# Whats Your Style?



## Sentra200sx (Oct 6, 2004)

1. Classic- old school look nothing done to the body just all engine work and a little audio.

2. sleeper- sort of plane, a little look to it but mostly plane and most engine work and some audio.

3. Flashy- Don't care about too much engine work mostly all about exterior and interior and some audio.

4. wave- All about audio and interior.


----------



## 1slowZ (Jul 8, 2004)

sleeper is definately my choice


----------



## Headsick (Oct 5, 2004)

You forgot to put mild, some body some engine.
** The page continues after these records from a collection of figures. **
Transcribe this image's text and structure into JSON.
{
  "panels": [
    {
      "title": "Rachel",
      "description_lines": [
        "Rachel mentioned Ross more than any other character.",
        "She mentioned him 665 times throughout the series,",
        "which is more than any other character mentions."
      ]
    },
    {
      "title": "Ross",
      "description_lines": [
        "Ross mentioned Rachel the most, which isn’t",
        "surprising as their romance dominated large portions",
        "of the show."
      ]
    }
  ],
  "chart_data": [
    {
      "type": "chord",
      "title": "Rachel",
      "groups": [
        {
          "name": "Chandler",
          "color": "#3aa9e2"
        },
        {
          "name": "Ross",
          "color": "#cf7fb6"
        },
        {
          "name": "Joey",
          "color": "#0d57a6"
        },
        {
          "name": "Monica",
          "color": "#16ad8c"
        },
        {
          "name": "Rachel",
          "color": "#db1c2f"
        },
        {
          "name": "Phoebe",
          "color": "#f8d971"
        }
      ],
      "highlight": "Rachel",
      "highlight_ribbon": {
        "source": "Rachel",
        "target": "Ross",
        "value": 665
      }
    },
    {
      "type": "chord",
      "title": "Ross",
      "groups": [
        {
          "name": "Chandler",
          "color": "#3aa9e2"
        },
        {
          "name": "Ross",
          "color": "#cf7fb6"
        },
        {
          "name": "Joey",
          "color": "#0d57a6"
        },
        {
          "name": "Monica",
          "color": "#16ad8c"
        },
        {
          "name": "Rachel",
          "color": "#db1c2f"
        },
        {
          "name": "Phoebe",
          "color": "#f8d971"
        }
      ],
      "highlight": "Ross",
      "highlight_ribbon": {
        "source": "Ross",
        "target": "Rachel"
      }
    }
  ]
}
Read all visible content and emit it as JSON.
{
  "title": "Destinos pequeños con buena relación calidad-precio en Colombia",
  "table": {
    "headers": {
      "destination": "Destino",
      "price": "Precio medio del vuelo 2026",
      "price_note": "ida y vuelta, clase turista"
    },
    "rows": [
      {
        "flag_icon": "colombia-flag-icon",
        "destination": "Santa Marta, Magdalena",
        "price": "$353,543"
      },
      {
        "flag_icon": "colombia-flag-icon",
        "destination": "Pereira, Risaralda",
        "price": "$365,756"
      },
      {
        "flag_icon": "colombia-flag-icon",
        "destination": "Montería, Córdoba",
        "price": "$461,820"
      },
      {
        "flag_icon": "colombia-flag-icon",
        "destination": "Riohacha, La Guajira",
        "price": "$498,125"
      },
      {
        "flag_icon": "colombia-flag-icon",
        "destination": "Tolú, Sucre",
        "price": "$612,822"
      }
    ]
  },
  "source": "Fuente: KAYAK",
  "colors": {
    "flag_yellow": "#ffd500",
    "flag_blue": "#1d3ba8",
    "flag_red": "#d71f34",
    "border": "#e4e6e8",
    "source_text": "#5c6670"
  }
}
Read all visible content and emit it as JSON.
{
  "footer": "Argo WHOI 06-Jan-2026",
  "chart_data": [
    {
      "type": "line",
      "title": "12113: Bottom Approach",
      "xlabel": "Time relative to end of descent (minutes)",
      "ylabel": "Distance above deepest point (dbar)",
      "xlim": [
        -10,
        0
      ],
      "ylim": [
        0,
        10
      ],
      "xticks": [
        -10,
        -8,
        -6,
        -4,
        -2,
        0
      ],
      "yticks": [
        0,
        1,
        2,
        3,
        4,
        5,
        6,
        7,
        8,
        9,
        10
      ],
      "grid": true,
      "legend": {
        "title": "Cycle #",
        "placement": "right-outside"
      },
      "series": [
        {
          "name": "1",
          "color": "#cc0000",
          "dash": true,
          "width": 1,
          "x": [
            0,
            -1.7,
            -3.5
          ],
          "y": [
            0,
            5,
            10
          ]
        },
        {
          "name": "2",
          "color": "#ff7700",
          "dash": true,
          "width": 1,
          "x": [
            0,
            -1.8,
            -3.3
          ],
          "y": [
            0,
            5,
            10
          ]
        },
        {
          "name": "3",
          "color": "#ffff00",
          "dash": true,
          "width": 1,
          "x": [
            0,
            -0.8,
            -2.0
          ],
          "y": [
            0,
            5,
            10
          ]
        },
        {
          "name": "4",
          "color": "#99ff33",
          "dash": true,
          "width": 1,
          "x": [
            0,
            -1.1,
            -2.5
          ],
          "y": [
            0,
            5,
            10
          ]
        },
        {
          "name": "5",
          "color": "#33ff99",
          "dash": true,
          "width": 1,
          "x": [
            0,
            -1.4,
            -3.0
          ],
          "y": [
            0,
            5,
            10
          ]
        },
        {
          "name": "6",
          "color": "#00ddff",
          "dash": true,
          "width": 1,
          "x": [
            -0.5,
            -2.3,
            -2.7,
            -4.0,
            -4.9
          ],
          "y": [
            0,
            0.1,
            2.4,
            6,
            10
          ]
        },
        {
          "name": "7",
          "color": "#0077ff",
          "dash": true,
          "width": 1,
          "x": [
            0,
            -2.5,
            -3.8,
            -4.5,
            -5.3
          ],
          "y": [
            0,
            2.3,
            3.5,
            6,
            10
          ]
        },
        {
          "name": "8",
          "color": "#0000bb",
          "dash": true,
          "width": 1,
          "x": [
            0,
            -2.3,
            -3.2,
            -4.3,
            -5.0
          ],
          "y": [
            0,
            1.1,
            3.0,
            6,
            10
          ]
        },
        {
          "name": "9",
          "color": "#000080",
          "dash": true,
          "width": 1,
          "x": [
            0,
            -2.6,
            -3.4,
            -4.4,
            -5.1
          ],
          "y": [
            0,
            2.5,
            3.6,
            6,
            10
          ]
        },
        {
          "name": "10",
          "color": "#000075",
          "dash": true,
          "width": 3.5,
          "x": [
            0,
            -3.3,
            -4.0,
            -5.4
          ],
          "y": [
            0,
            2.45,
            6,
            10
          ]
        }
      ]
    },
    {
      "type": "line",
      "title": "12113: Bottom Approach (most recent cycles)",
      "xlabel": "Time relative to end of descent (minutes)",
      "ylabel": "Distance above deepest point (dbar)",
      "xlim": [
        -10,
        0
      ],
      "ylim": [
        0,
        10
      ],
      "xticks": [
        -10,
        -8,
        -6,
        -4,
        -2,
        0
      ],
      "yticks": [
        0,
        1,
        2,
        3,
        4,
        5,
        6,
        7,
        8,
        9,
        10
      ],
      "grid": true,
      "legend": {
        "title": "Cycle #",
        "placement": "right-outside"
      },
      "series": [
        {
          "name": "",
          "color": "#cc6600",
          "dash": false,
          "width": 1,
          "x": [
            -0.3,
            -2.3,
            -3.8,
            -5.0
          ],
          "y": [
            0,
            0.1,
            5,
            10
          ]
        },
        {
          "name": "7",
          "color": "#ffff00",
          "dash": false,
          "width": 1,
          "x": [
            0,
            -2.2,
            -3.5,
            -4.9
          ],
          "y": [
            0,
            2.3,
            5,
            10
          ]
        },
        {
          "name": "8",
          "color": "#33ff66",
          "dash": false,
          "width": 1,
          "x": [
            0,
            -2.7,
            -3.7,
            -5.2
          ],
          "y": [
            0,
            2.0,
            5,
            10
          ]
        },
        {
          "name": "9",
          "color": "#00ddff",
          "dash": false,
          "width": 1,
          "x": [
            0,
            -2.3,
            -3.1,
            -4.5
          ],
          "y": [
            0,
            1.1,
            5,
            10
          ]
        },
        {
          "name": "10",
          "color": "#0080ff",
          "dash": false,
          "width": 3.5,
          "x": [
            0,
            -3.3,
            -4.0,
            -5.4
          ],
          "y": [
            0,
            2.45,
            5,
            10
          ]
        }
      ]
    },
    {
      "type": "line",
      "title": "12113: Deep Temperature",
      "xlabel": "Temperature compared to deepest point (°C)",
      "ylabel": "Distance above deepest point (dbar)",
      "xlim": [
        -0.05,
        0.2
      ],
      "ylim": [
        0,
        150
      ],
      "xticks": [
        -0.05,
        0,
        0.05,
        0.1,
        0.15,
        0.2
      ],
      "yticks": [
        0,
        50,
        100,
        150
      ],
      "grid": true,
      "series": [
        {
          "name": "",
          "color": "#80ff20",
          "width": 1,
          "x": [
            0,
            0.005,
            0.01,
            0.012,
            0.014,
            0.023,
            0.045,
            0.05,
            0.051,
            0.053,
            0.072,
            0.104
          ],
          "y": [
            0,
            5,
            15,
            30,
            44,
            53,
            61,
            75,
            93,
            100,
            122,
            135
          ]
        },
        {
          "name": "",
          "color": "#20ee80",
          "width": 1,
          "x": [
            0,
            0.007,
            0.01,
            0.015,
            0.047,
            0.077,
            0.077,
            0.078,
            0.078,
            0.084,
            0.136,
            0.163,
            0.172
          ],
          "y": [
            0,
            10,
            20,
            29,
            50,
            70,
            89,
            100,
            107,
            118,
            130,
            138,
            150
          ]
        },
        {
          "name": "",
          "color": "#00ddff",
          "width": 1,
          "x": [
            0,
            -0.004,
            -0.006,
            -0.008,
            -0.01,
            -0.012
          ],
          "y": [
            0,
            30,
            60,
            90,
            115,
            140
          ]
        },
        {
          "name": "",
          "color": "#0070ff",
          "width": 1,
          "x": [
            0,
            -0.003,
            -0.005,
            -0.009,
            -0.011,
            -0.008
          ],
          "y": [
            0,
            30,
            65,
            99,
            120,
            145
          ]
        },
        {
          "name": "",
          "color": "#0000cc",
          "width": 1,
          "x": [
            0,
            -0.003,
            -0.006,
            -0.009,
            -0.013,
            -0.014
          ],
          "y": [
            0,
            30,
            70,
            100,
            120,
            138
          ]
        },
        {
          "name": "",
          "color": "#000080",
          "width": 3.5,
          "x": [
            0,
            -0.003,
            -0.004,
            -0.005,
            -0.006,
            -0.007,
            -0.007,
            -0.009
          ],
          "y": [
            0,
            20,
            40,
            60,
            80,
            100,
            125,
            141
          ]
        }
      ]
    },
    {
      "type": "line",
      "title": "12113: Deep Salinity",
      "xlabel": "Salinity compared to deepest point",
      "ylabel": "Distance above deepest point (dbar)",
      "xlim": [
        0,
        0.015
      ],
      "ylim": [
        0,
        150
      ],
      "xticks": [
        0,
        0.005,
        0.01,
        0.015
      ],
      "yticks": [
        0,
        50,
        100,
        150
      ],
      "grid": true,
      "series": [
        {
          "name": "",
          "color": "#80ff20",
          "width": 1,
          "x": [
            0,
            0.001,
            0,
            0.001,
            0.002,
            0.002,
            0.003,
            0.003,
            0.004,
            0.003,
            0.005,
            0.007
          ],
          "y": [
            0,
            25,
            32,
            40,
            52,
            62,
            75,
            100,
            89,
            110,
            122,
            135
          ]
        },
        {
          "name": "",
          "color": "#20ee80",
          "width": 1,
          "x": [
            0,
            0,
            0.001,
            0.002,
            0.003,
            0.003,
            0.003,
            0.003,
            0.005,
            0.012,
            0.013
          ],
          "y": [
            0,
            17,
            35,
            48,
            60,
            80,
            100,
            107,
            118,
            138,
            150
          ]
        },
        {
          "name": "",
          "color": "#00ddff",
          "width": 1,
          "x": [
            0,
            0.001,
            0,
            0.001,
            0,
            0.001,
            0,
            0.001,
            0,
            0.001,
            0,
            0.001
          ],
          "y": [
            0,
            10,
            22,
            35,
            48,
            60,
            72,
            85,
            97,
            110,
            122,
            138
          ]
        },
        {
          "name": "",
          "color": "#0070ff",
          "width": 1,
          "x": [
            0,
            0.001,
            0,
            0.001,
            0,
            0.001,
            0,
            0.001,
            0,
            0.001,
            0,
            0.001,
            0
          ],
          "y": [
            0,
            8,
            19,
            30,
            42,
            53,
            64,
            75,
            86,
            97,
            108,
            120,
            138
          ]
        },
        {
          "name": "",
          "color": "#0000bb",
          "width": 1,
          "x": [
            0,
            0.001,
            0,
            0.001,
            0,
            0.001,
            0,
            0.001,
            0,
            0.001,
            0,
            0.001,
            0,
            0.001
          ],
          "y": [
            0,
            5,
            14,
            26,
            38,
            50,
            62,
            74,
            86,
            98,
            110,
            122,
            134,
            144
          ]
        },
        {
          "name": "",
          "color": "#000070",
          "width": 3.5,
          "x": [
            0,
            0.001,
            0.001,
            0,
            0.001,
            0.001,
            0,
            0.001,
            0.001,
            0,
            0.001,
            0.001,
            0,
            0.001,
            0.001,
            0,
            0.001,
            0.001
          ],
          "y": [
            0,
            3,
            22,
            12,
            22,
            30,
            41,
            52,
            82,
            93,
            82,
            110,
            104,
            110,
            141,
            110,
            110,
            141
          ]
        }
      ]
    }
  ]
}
I personally am going with some body mods and more power/speed/handling mods.


----------



## Bumpin (Feb 18, 2003)

I like mild exterior/interior mods (nothing crazy), major audio upgrade, good amount of engine mods.


----------



## Insert Name Here (Feb 19, 2004)

Not to loud audio system setup, and a good list of engine mods. Some exterior like a good paint job and some not to flashy rims.


----------



## pete? (Jul 6, 2004)

all i have to say is i HATE chrome wheels with the fire of 1000 suns. and unless it has a purpose no body kit for me :thumbdwn: so i guess its sleeper


----------



## Sentra200sx (Oct 6, 2004)

Honestly my mind changes what i want done to my car too much i sometimes think i cant make up my mind. Because one minute i want a lot of mods on mine engine then ill want a lot of bass but sometimes i'll get ideas and ill be like oh that would look sweet if the body looked like thi then im all into looks.... I dont know i guess thats why i love cars though..


----------



## 200SE (Dec 18, 2002)

Gotta go with the classic look! Keep everything clean and simple w/ a lot of go fast stuff!


----------



## rhynorock (Aug 7, 2004)

I like taste, not a ton of fiberglass and an 8 foot wing that you can dry yer clothes on. I like the car to look nice (nice paint job without tons of decals or airbrush work or some kinda paintjob to make it stand out too damn much) a modest body kit or front end conversion kit, brushed aluminum wheels, a decent thumpin stereo, a modest interior (no neons and 20 DVD screens because thats retarded) and hella badass performance mods. I hate it when people ghetto-ize already nice cars and do not one thing to make it move faster. Spinner rims are for wannabe's.


----------



## 1slowZ (Jul 8, 2004)

gotta love the suprised look of people when you have a sleeper :banhump:


----------



## Sentra200sx (Oct 6, 2004)

*RESULTS*

RESULTS:

This post that i put on five different nissan forums three of them including this forum chose sleeper.

The other two forums chose flashy they were more into audio and looks.


----------



## pete? (Jul 6, 2004)

nice :thumbup:


----------



## 300zxturbo (Nov 23, 2004)

*SLEEPER*

I AM A SLEEPER I TOOK ONE OF MY 300ZX TURBOS AND TOOK ITS ENGINE OUT AND PUT A 350 SUPERCHARGED SMALL BLOCK AND PUT IT IN AND IT FLYS. THE BODY AND INTERIOR WHO NEEDS INTERIOR IM ALL ABOUT SPEED AND THAT ENGINE WILL FIT PERFECTLY IN A 85 300ZX TURBO


----------



## RotaryRyan (Oct 20, 2004)

I like crazy yet stylish bodywork.


----------